Pero, al ser una puerta que pertenecía a Silas Heap, no hizo nada de eso; en realidad, Marcia creyó ver cómo se tensaba en sus bisagras y apretaba la cerradura. Así que ella, la señora Marcia Overstrand, la maga extraordinaria, se vio obligada a llamar a la puerta tan fuerte como pudo. Nadie respondió. Lo volvió a intentar, cada vez más fuerte, con ambos puños, pero seguían sin contestar. Justo cuando estaba pensando en darle a la puerta una buena patada, y también su merecido, abrieron la puerta y Marcia se encontró cara a cara con Silas Heap.

—¿Sí? —dijo de modo brusco, como si no fuera más que un pesado vendedor ambulante.

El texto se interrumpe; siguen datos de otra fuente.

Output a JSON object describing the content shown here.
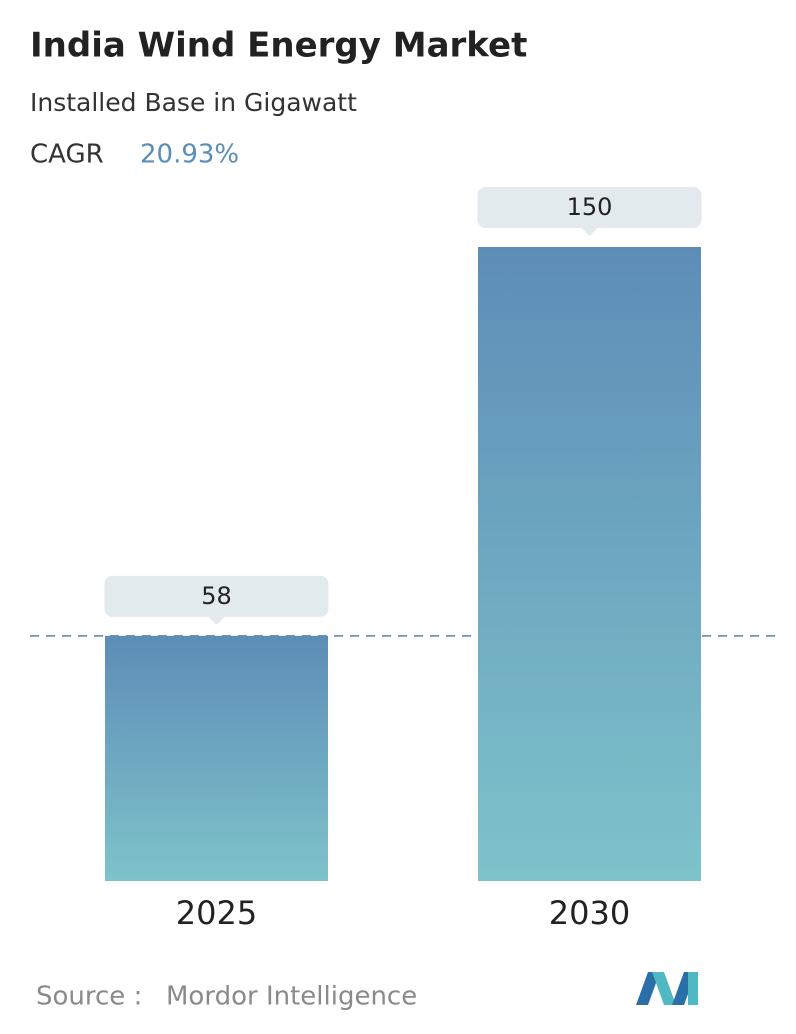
{
  "chart_data": {
    "type": "bar",
    "title": "India Wind Energy Market",
    "subtitle": "Installed Base in Gigawatt",
    "cagr_label": "CAGR",
    "cagr_value": "20.93%",
    "categories": [
      "2025",
      "2030"
    ],
    "values": [
      58,
      150
    ],
    "ylim": [
      0,
      150
    ],
    "gradient": [
      "#5d8db7",
      "#7ec3ca"
    ],
    "reference_line": true,
    "source_label": "Source :",
    "source": "Mordor Intelligence"
  }
}
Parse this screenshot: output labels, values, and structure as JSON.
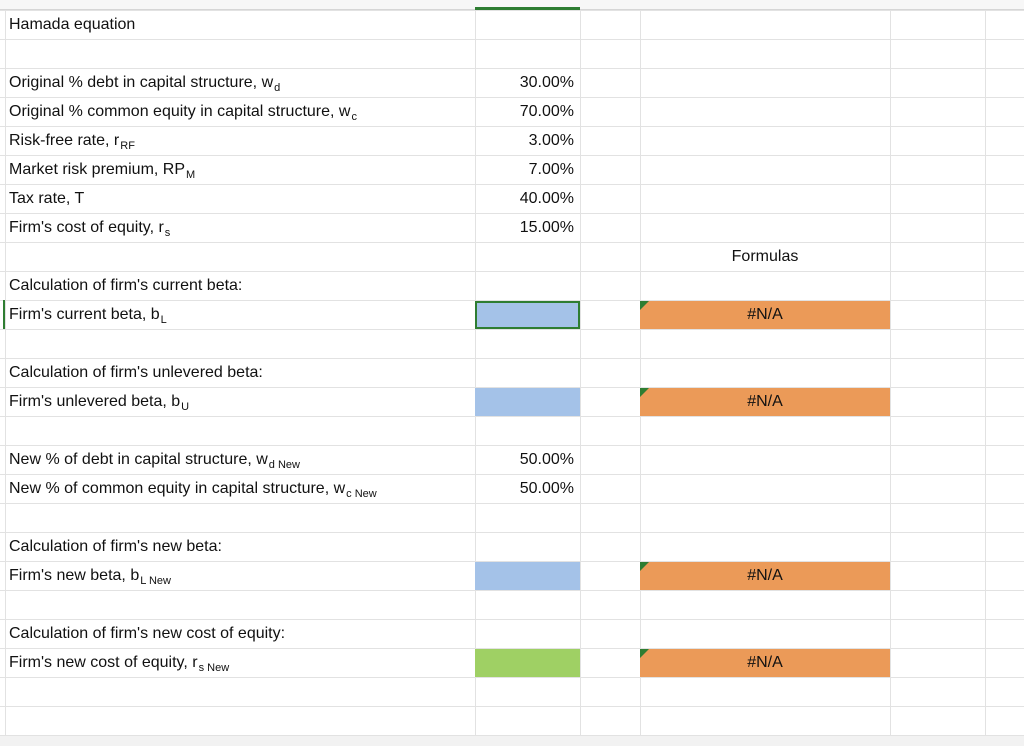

Durante un breve instante, Marcia se quedó sin palabras. Miró detrás de Silas para ver una habitación que parecía haber sufrido recientemente los efectos de una explosión y ahora estaba, por algún motivo, llena de niños. Los niños pululaban alrededor de una niña pequeña de cabello oscuro que estaba sentada a una mesa cubierta con un mantel sorprendentemente blanco y limpio. La niña sostenía un pequeño regalo envuelto en un papel de vivos colores y atado con una cinta roja y, riendo, apartaba a algunos niños que intentaban cogérselo. Pero uno tras otro, la niña y todos los chicos, levantaron la mirada y se hizo un extraño silencio en el hogar de los Heap.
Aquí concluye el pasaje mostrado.